With the zone barring entry to humanitarian organisations, many locals have formed makeshift migrant assistance teams, despite having no formal training for relief work. Through encrypted channels, migrants can send notice they are in danger, with volunteers always on call to help. Many return from their duties with harrowing stories.

A Supreme Court judgement brings hope

Recently a supreme court judgement brought hope for change, issuing a legal opinion stating the border exclusion zone is unconstitutional. It ruled that the restrictions are a violation of the constitutionally protected rights to free access to information, and the right to move around the country without constraint. The court particularly highlighted the right of journalists to operate in areas where events of public importance are happening.

Despite the judgement, the police road blocks and associated restrictions remain in place.
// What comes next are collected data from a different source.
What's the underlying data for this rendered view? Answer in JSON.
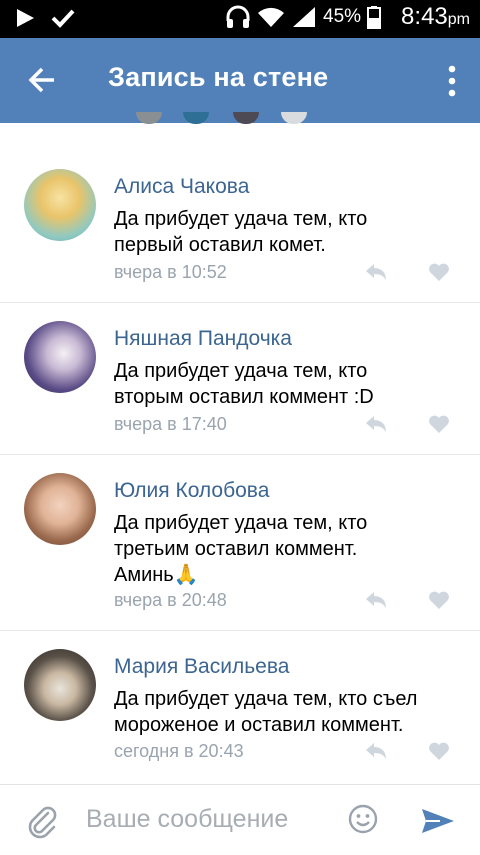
{
  "status_bar": {
    "battery_percent": "45%",
    "time": "8:43",
    "ampm": "pm"
  },
  "toolbar": {
    "title": "Запись на стене"
  },
  "comments": [
    {
      "author": "Алиса Чакова",
      "text_line1": "Да прибудет удача тем, кто",
      "text_line2": "первый оставил комет.",
      "date": "вчера в 10:52"
    },
    {
      "author": "Няшная Пандочка",
      "text_line1": "Да прибудет удача тем, кто",
      "text_line2": "вторым оставил коммент :D",
      "date": "вчера в 17:40"
    },
    {
      "author": "Юлия Колобова",
      "text_line1": "Да прибудет удача тем, кто",
      "text_line2": "третьим оставил коммент.",
      "text_line3": "Аминь🙏",
      "date": "вчера в 20:48"
    },
    {
      "author": "Мария Васильева",
      "text_line1": "Да прибудет удача тем, кто съел",
      "text_line2": "мороженое и оставил коммент.",
      "date": "сегодня в 20:43"
    }
  ],
  "composer": {
    "placeholder": "Ваше сообщение"
  },
  "colors": {
    "toolbar": "#5181b8",
    "author_name": "#3c6592",
    "date": "#9aa4af",
    "send": "#5181b8"
  }
}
That this unconstitutional law persists ties into the rule of law crisis engulfing Poland over the past few years. In theory, the country’s constitutional tribunal can strike down laws that violate the basic law. Yet since the court’s capture by the ruling party in 2016, Poland’s constitutional checks and balances have been rendered unable to function: people on Poland’s eastern frontier have been left without option for legal recourse.

Since 2017 the region has been almost permanently embroiled in crisis. First, we had the large-scale logging of protected old-growth forest, culminating in an international row with the EU and UNESCO. Then we had the Covid-19 lockdowns, halting the local economy for over a year. And now we have been lumbered with an unlawful state of emergency. After 5 years of turmoil, many are wondering whether life will ever be peaceful here again.